Wilson’s story is, sadly, not unique. 40% of homeless teens identify as LGBTQ, most forced from their homes by disapproving parents or grandparents. Wilson did not begin filming My So Called Life for three months after he was forced out of his home. However, he remained committed to his decision because he felt playing Ricky was, “an opportunity to shed light on LGBT youth issues and give a voice to young people,” and the only way he could do that earnestly was to be out himself. It was admirable and extremely brave, and Wilson paid a high cost for his convictions. But his commitment to these values was incredibly important to so many kids watching. As many gay actors and advocates discussed at the Paley Honors last month, characters such as Ricky are sometimes the only role models LGBTQ children, especially closeted children, have. The tides have changed somewhat since 1993 but there are still plenty of LGBTQ kids living in inhospitable environs. So it’s important to support shows with positive LGBTQ representation to keep them on the air *coughOneDayAtATimecough*.
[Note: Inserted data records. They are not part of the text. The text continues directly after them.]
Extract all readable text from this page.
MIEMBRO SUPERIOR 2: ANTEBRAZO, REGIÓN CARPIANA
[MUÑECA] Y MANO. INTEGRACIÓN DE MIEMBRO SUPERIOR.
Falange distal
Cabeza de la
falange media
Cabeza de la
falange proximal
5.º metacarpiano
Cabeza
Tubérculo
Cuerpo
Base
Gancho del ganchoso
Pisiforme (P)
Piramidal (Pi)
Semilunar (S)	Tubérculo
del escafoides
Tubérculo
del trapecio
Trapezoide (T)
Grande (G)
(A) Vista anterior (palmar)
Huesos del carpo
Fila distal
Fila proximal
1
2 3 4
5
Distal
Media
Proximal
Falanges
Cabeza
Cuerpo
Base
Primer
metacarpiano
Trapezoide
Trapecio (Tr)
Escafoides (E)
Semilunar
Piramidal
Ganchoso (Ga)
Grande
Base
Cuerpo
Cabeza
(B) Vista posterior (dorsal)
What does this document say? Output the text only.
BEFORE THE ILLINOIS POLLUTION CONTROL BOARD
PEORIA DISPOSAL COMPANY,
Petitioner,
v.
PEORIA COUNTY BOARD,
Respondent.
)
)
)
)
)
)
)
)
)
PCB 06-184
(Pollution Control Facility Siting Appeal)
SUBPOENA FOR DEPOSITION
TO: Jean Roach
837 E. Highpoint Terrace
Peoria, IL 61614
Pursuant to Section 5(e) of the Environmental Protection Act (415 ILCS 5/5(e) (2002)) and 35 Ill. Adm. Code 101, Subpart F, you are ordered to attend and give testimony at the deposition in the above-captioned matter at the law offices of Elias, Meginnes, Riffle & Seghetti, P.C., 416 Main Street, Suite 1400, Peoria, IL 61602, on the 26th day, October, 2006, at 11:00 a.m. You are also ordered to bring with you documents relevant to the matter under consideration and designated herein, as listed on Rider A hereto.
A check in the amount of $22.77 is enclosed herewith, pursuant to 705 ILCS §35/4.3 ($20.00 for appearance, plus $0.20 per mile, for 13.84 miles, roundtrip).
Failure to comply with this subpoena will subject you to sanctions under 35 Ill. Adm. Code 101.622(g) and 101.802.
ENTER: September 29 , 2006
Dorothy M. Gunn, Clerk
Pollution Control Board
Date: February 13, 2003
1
But it’s Friday so let’s end on a positive note. Obviously, Wilson went on to a successful career and continues to use his platform to advocate for the LGBTQ community. In December 1994, four months after My So Called Life first aired, they had an episode in which Ricky was kicked out of his house for being gay. The show’s creator, Winnie Holzman, worked with Wilson to get the episode right and to make sure he was comfortable with what was put in. By this point, he was in communication with his mother, but his father was still not speaking to him. Wilson told Vulture in 2014 that his father reached out to him after watching the episode, which eventually led to a full reconciliation.